Teheran drohte auch damit, die Straße von Bab el-Mandeb, eine Engstelle, die das Rote Meer mit dem Golf von Aden verbindet, zusätzlich zur Straße von Hormus zu blockieren, laut CNBC. Die Straße von Hormus wickelt etwa 20 % des globalen Ölverkehrs ab.

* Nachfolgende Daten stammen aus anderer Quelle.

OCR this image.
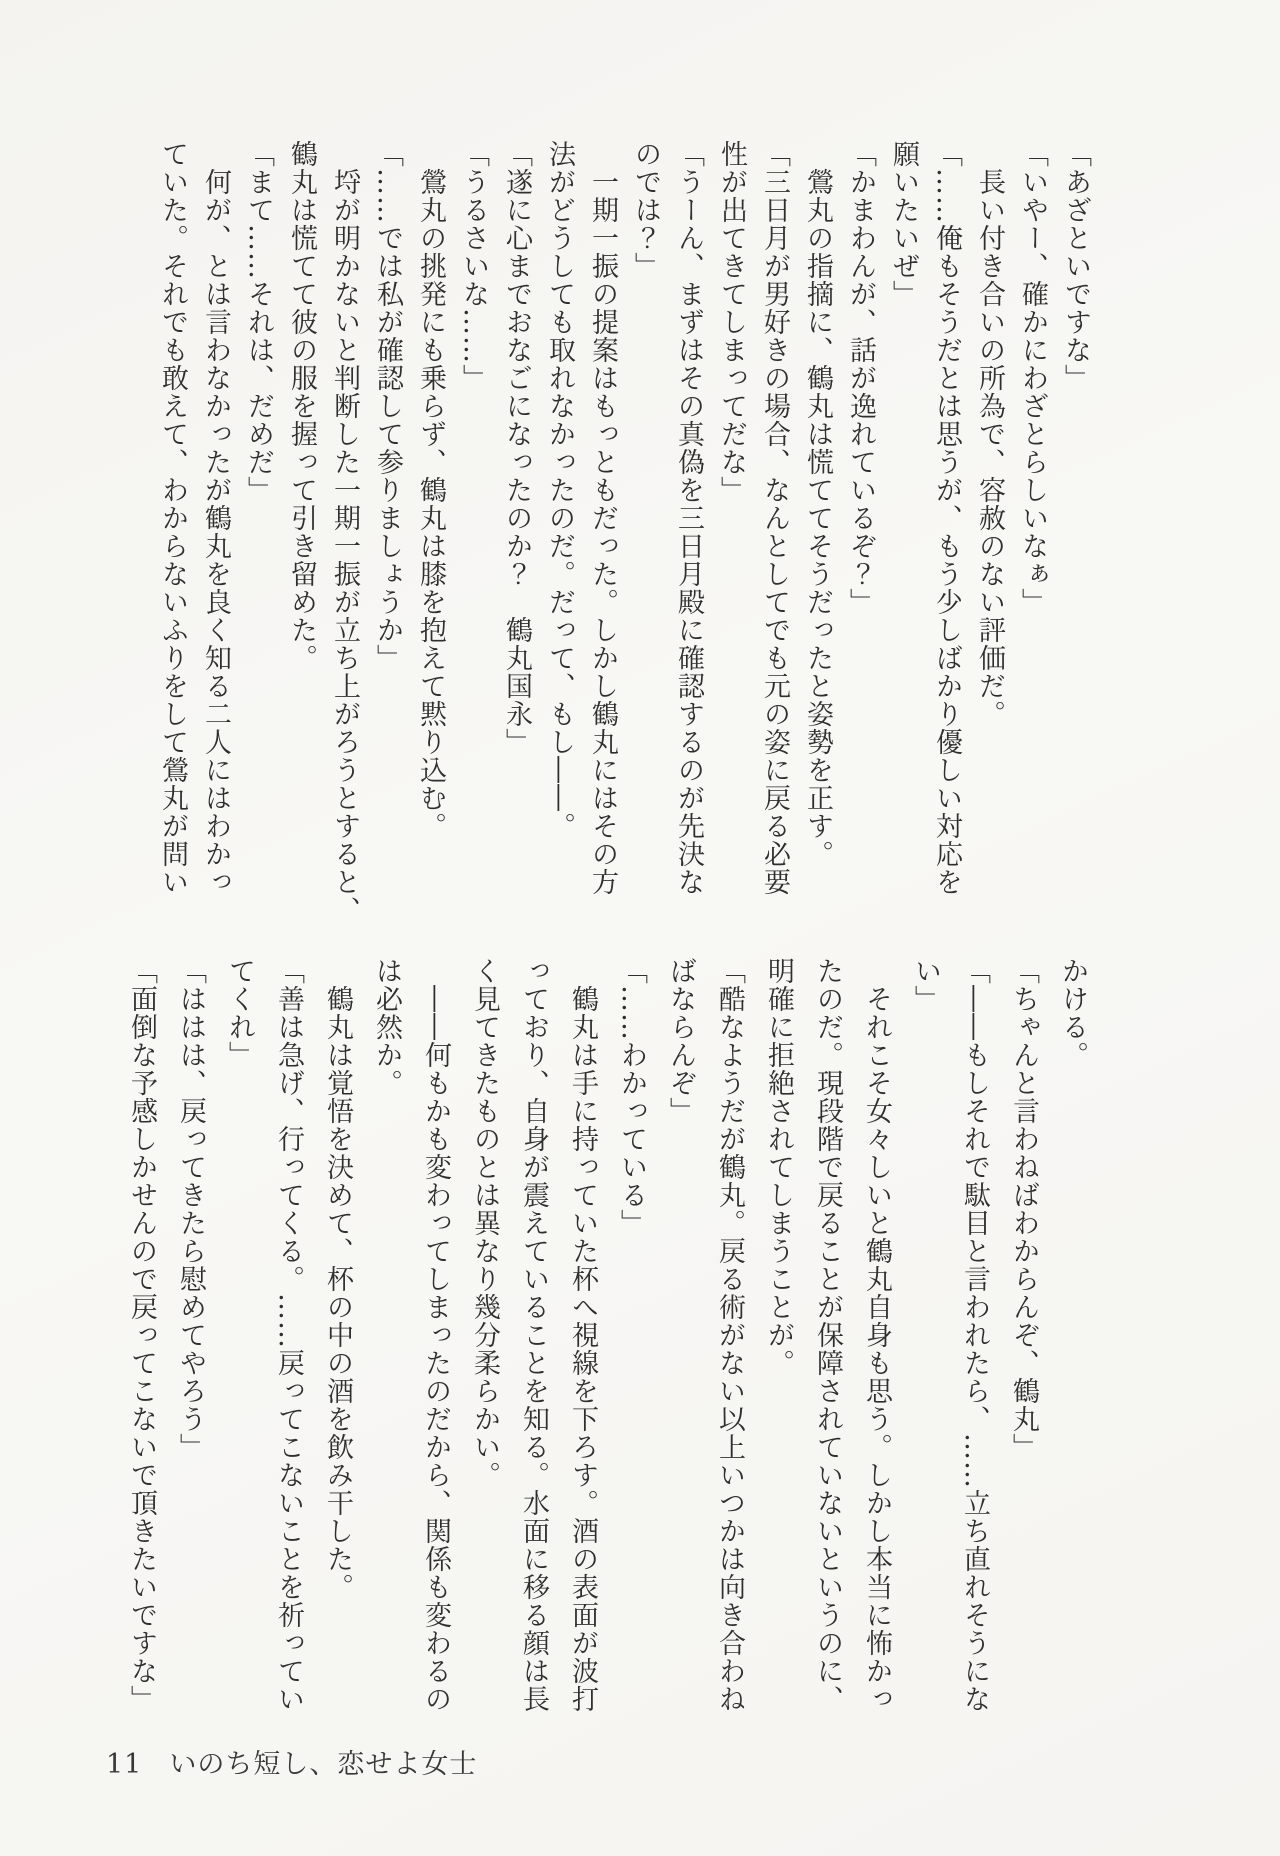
「あざといですな」
「いやー、確かにわざとらしいなぁ」
　長い付き合いの所為で、容赦のない評価だ。
「……俺もそうだとは思うが、もう少しばかり優しい対応を
願いたいぜ」
「かまわんが、話が逸れているぞ？」
　鶯丸の指摘に、鶴丸は慌ててそうだったと姿勢を正す。
「三日月が男好きの場合、なんとしてでも元の姿に戻る必要
性が出てきてしまってだな」
「うーん、まずはその真偽を三日月殿に確認するのが先決な
のでは？」
　一期一振の提案はもっともだった。しかし鶴丸にはその方
法がどうしても取れなかったのだ。だって、もし――。
「遂に心までおなごになったのか？　鶴丸国永」
「うるさいな……」
　鶯丸の挑発にも乗らず、鶴丸は膝を抱えて黙り込む。
「……では私が確認して参りましょうか」
　埒が明かないと判断した一期一振が立ち上がろうとすると、
鶴丸は慌てて彼の服を握って引き留めた。
「まて……それは、だめだ」
　何が、とは言わなかったが鶴丸を良く知る二人にはわかっ
ていた。それでも敢えて、わからないふりをして鶯丸が問い
かける。
「ちゃんと言わねばわからんぞ、鶴丸」
「――もしそれで駄目と言われたら、……立ち直れそうにな
い」
　それこそ女々しいと鶴丸自身も思う。しかし本当に怖かっ
たのだ。現段階で戻ることが保障されていないというのに、
明確に拒絶されてしまうことが。
「酷なようだが鶴丸。戻る術がない以上いつかは向き合わね
ばならんぞ」
「……わかっている」
　鶴丸は手に持っていた杯へ視線を下ろす。酒の表面が波打
っており、自身が震えていることを知る。水面に移る顔は長
く見てきたものとは異なり幾分柔らかい。
　――何もかも変わってしまったのだから、関係も変わるの
は必然か。
　鶴丸は覚悟を決めて、杯の中の酒を飲み干した。
「善は急げ、行ってくる。……戻ってこないことを祈ってい
てくれ」
「ははは、戻ってきたら慰めてやろう」
「面倒な予感しかせんので戻ってこないで頂きたいですな」
11 いのち短し、恋せよ女士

Am Wochenende wurden frische Luftangriffe zwischen den USA und dem Iran ausgetauscht, wobei militärische Ziele in der Nähe der Straße von Hormus Berichten zufolge von beiden Seiten getroffen wurden. Der israelische Premierminister Benjamin Netanjahu erklärte separat, die Eroberung der Burg Beaufort im Süden des Libanon durch seine Streitkräfte sei ein Wendepunkt in der Bodenoffensive des Landes gegen die Hisbollah.

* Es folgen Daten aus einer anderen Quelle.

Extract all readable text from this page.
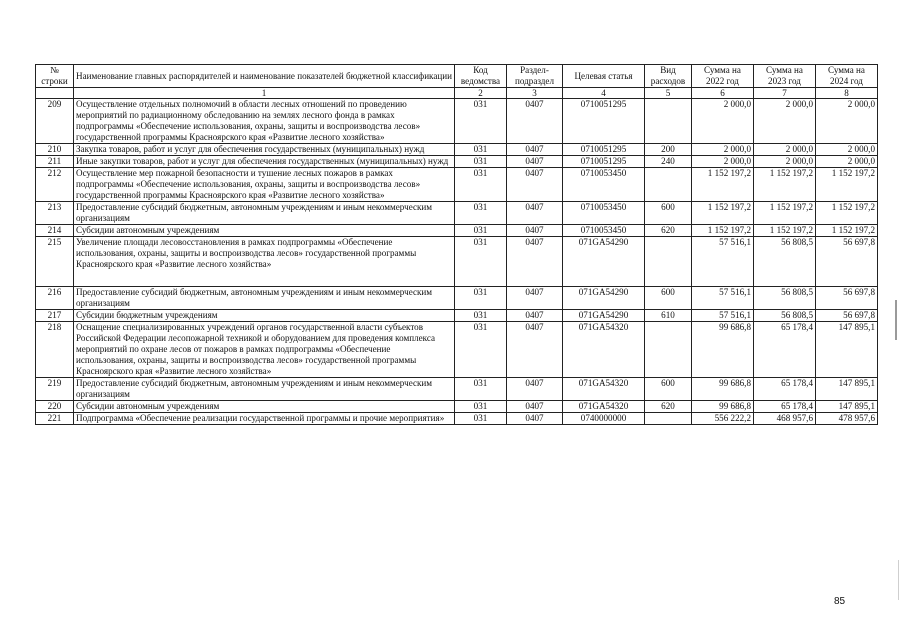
№ строки	Наименование главных распорядителей и наименование показателей бюджетной классификации	Код ведомства	Раздел-подраздел	Целевая статья	Вид расходов	Сумма на 2022 год	Сумма на 2023 год	Сумма на 2024 год
	1	2	3	4	5	6	7	8
209	Осуществление отдельных полномочий в области лесных отношений по проведению мероприятий по радиационному обследованию на землях лесного фонда в рамках подпрограммы «Обеспечение использования, охраны, защиты и воспроизводства лесов» государственной программы Красноярского края «Развитие лесного хозяйства»	031	0407	0710051295		2 000,0	2 000,0	2 000,0
210	Закупка товаров, работ и услуг для обеспечения государственных (муниципальных) нужд	031	0407	0710051295	200	2 000,0	2 000,0	2 000,0
211	Иные закупки товаров, работ и услуг для обеспечения государственных (муниципальных) нужд	031	0407	0710051295	240	2 000,0	2 000,0	2 000,0
212	Осуществление мер пожарной безопасности и тушение лесных пожаров в рамках подпрограммы «Обеспечение использования, охраны, защиты и воспроизводства лесов» государственной программы Красноярского края «Развитие лесного хозяйства»	031	0407	0710053450		1 152 197,2	1 152 197,2	1 152 197,2
213	Предоставление субсидий бюджетным, автономным учреждениям и иным некоммерческим организациям	031	0407	0710053450	600	1 152 197,2	1 152 197,2	1 152 197,2
214	Субсидии автономным учреждениям	031	0407	0710053450	620	1 152 197,2	1 152 197,2	1 152 197,2
215	Увеличение площади лесовосстановления в рамках подпрограммы «Обеспечение использования, охраны, защиты и воспроизводства лесов» государственной программы Красноярского края «Развитие лесного хозяйства»	031	0407	071GA54290		57 516,1	56 808,5	56 697,8
216	Предоставление субсидий бюджетным, автономным учреждениям и иным некоммерческим организациям	031	0407	071GA54290	600	57 516,1	56 808,5	56 697,8
217	Субсидии бюджетным учреждениям	031	0407	071GA54290	610	57 516,1	56 808,5	56 697,8
218	Оснащение специализированных учреждений органов государственной власти субъектов Российской Федерации лесопожарной техникой и оборудованием для проведения комплекса мероприятий по охране лесов от пожаров в рамках подпрограммы «Обеспечение использования, охраны, защиты и воспроизводства лесов» государственной программы Красноярского края «Развитие лесного хозяйства»	031	0407	071GA54320		99 686,8	65 178,4	147 895,1
219	Предоставление субсидий бюджетным, автономным учреждениям и иным некоммерческим организациям	031	0407	071GA54320	600	99 686,8	65 178,4	147 895,1
220	Субсидии автономным учреждениям	031	0407	071GA54320	620	99 686,8	65 178,4	147 895,1
221	Подпрограмма «Обеспечение реализации государственной программы и прочие мероприятия»	031	0407	0740000000		556 222,2	468 957,6	478 957,6
85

Die Eskalation droht einen Waffenstillstand zwischen Washington und Teheran zu gefährden, der seit Anfang April unsicher gehalten wird. Der Ölverkauf der letzten Woche war der steilste für beide Benchmarks seit Mitte April, wobei Brent etwa 11 % und WTI fast 10 % verloren hat. Doch gemessen ab Beginn des US-israelischen Krieges gegen den Iran am 28. Februar haben beide Kontrakte immer noch etwa 30 % zugelegt.,
Präsident Donald Trump sagte am Montag auf Truth Social, dass der Iran "wirklich einen Deal machen wolle" und fügte hinzu: "Lehnen Sie sich einfach zurück und entspannen Sie sich, am Ende wird alles gut – das tut es immer!" Axios berichtete am Samstag unter Berufung auf ungenannte US-Beamte, dass Trump Änderungen der Bedingungen gefordert hatte, die seine Gesandten mit iranischen Unterhändlern erreicht hatten, wobei ein zentraler Streitpunkt das nukleare Material des Iran betraf.